Rerunning the test suite show that we have covered all our test cases,

Testing Time: 0.92s
  Expected Passes    : 205
  Expected Failures  : 6

Conclusion

While we have just scratched the surface of what is possible, it has never been easier to write custom static analysis checks of C++ code. Clang provides both infrastructure and tools which allow the user to focus on the real problem – formulating the problem.

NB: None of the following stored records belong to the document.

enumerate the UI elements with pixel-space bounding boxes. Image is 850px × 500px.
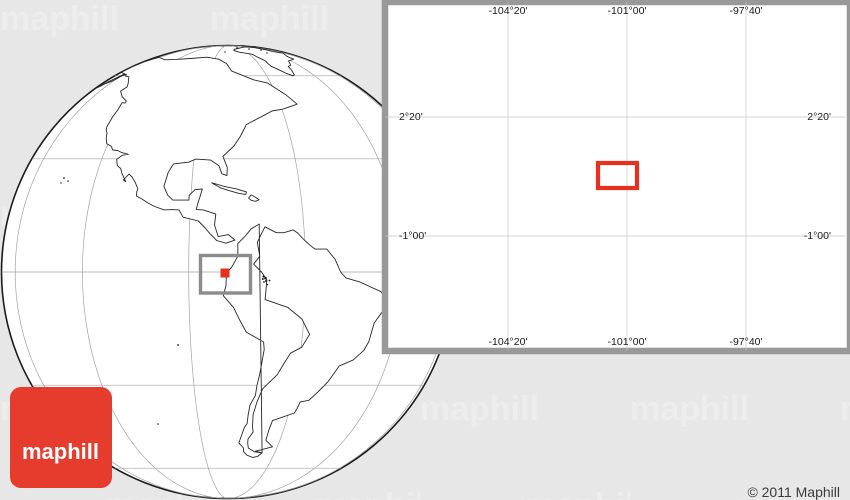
svg-text:maphill: maphill: [22, 439, 99, 464]
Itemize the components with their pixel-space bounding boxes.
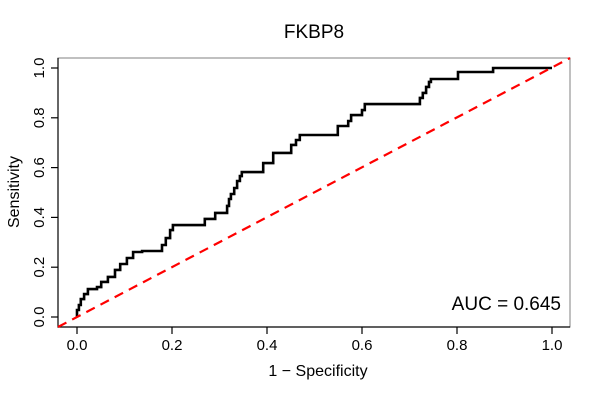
x-tick-label: 0.0 <box>67 337 88 354</box>
chart-title: FKBP8 <box>283 22 345 43</box>
y-tick-label: 0.0 <box>31 307 48 328</box>
auc-annotation: AUC = 0.645 <box>451 294 561 315</box>
x-tick-label: 0.2 <box>162 337 183 354</box>
y-tick-label: 0.2 <box>31 257 48 278</box>
y-tick-label: 0.4 <box>31 207 48 228</box>
x-tick-label: 0.6 <box>352 337 373 354</box>
chance-diagonal-line <box>57 57 571 328</box>
x-tick-label: 1.0 <box>542 337 563 354</box>
x-axis-label: 1 − Specificity <box>268 363 368 380</box>
y-tick-label: 0.6 <box>31 157 48 178</box>
roc-curve-line <box>75 66 552 317</box>
x-tick-label: 0.8 <box>447 337 468 354</box>
y-axis-label: Sensitivity <box>6 155 23 229</box>
x-tick-label: 0.4 <box>257 337 278 354</box>
y-tick-label: 0.8 <box>31 107 48 128</box>
y-tick-label: 1.0 <box>31 58 48 79</box>
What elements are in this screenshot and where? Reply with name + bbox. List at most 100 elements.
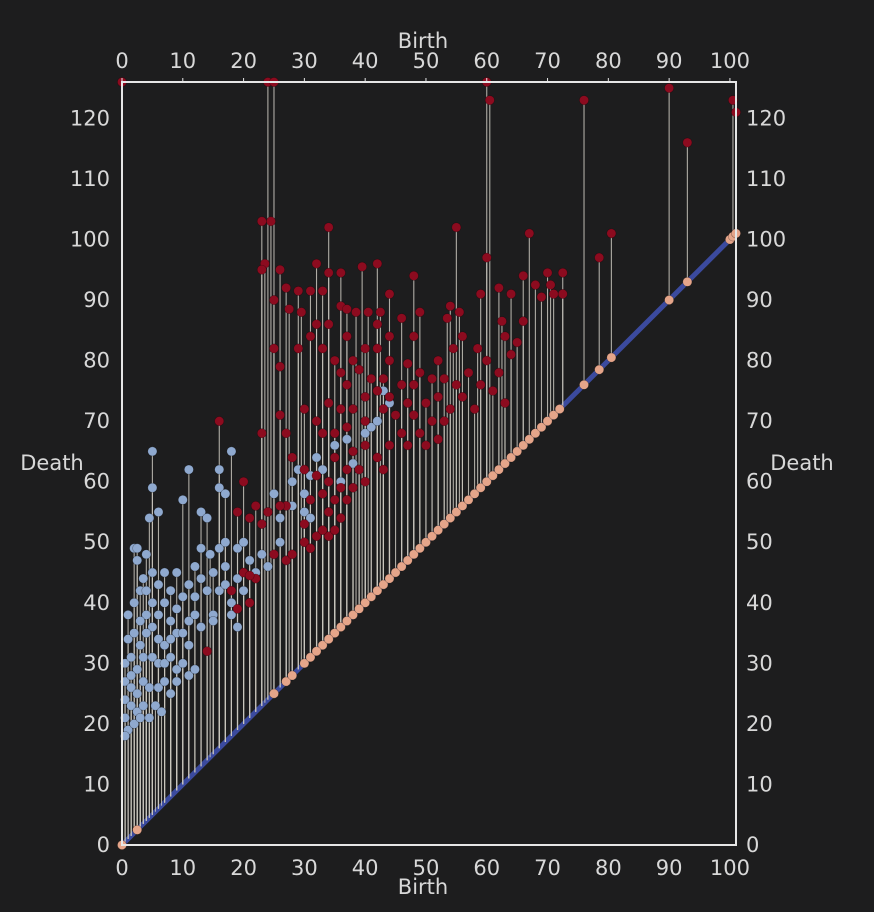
- point-dim0: [457, 500, 468, 511]
- point-dim1: [348, 458, 358, 469]
- y-tick-label-right: 30: [746, 651, 773, 675]
- point-dim1: [190, 561, 200, 572]
- point-dim1: [141, 585, 152, 596]
- point-dim1: [141, 628, 152, 638]
- point-dim0: [682, 276, 693, 287]
- point-dim1: [190, 591, 200, 602]
- point-dim0: [348, 609, 358, 620]
- point-dim2: [269, 343, 279, 354]
- point-dim1: [275, 537, 285, 548]
- point-dim2: [421, 440, 431, 451]
- point-dim2: [323, 319, 334, 330]
- point-dim2: [317, 286, 328, 296]
- point-dim1: [256, 549, 267, 560]
- point-dim2: [524, 228, 535, 239]
- point-dim2: [384, 440, 395, 451]
- point-dim1: [205, 549, 216, 560]
- point-dim0: [366, 591, 377, 602]
- point-dim2: [475, 379, 486, 390]
- point-dim1: [177, 591, 188, 602]
- y-tick-label-left: 120: [70, 106, 110, 130]
- point-dim0: [414, 543, 425, 554]
- x-tick-label-top: 10: [169, 49, 196, 73]
- point-dim2: [342, 331, 352, 342]
- point-dim2: [232, 507, 243, 517]
- point-dim2: [439, 373, 450, 384]
- point-dim2: [408, 410, 419, 420]
- x-axis-title-top: Birth: [398, 29, 448, 53]
- point-dim2: [481, 252, 492, 263]
- y-tick-label-right: 20: [746, 712, 773, 736]
- point-dim1: [153, 634, 164, 645]
- point-dim1: [159, 658, 170, 669]
- point-dim2: [487, 385, 498, 396]
- point-dim2: [244, 513, 255, 523]
- point-dim2: [311, 416, 322, 427]
- point-dim0: [427, 531, 437, 542]
- point-dim0: [548, 410, 559, 420]
- point-dim2: [427, 416, 437, 427]
- point-dim1: [317, 464, 328, 475]
- point-dim2: [378, 404, 389, 414]
- point-dim1: [269, 488, 279, 499]
- point-dim1: [138, 573, 149, 584]
- point-dim2: [402, 398, 413, 408]
- point-dim2: [329, 428, 340, 439]
- point-dim0: [512, 446, 523, 457]
- point-dim1: [144, 513, 155, 523]
- point-dim2: [232, 603, 243, 614]
- y-tick-label-left: 70: [83, 409, 110, 433]
- point-dim2: [244, 597, 255, 608]
- point-dim2: [329, 525, 340, 536]
- y-tick-label-left: 80: [83, 349, 110, 373]
- point-dim1: [165, 652, 176, 663]
- point-dim1: [126, 652, 137, 663]
- point-dim2: [506, 289, 516, 299]
- y-tick-label-left: 20: [83, 712, 110, 736]
- point-dim1: [360, 428, 371, 439]
- point-dim2: [335, 367, 346, 378]
- point-dim2: [557, 267, 568, 278]
- point-dim2: [281, 282, 292, 293]
- point-dim2: [451, 379, 462, 390]
- point-dim2: [484, 95, 495, 106]
- ticks-group: 0010102020303040405050606070708080909010…: [70, 49, 786, 880]
- point-dim2: [284, 304, 295, 314]
- point-dim1: [132, 664, 143, 675]
- point-dim1: [165, 634, 176, 645]
- point-dim2: [354, 364, 364, 375]
- x-tick-label-bottom: 10: [169, 856, 196, 880]
- point-dim1: [159, 676, 170, 687]
- point-dim1: [196, 543, 206, 554]
- y-tick-label-left: 60: [83, 470, 110, 494]
- point-dim1: [165, 688, 176, 699]
- point-dim2: [512, 337, 523, 348]
- point-dim2: [396, 313, 407, 324]
- point-dim2: [360, 391, 371, 402]
- point-dim1: [226, 597, 237, 608]
- point-dim2: [275, 264, 285, 275]
- point-dim2: [421, 398, 431, 408]
- plot-frame: [121, 81, 737, 846]
- point-dim2: [439, 416, 450, 427]
- point-dim2: [433, 391, 444, 402]
- point-dim1: [202, 585, 213, 596]
- point-dim2: [323, 531, 334, 542]
- point-dim2: [545, 279, 556, 290]
- point-dim0: [451, 507, 462, 517]
- point-dim2: [375, 307, 386, 318]
- point-dim2: [342, 464, 352, 475]
- point-dim1: [329, 440, 340, 451]
- point-dim2: [530, 279, 541, 290]
- point-dim0: [323, 634, 334, 645]
- point-dim1: [126, 700, 137, 711]
- x-tick-label-bottom: 100: [710, 856, 750, 880]
- point-dim1: [232, 573, 243, 584]
- point-dim2: [293, 286, 304, 296]
- point-dim2: [475, 289, 486, 299]
- y-tick-label-right: 110: [746, 167, 786, 191]
- point-dim2: [445, 404, 456, 414]
- point-dim2: [275, 410, 285, 420]
- point-dim2: [402, 358, 413, 369]
- point-dim2: [454, 307, 465, 318]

  1. In the development version clang-3.8 the signature changed and UserData got dropped,

    bool CXXRecordDecl::forallBases(ForallBasesCallback *BaseMatches, bool AllowShortCircuit = true)
    

    Now ForallBasesCallback is a callable taking a const CXXRecordDecl* as only argument. To pass additional data along one can explicitly (and in a type-safe manner) capture data with a lambda closure.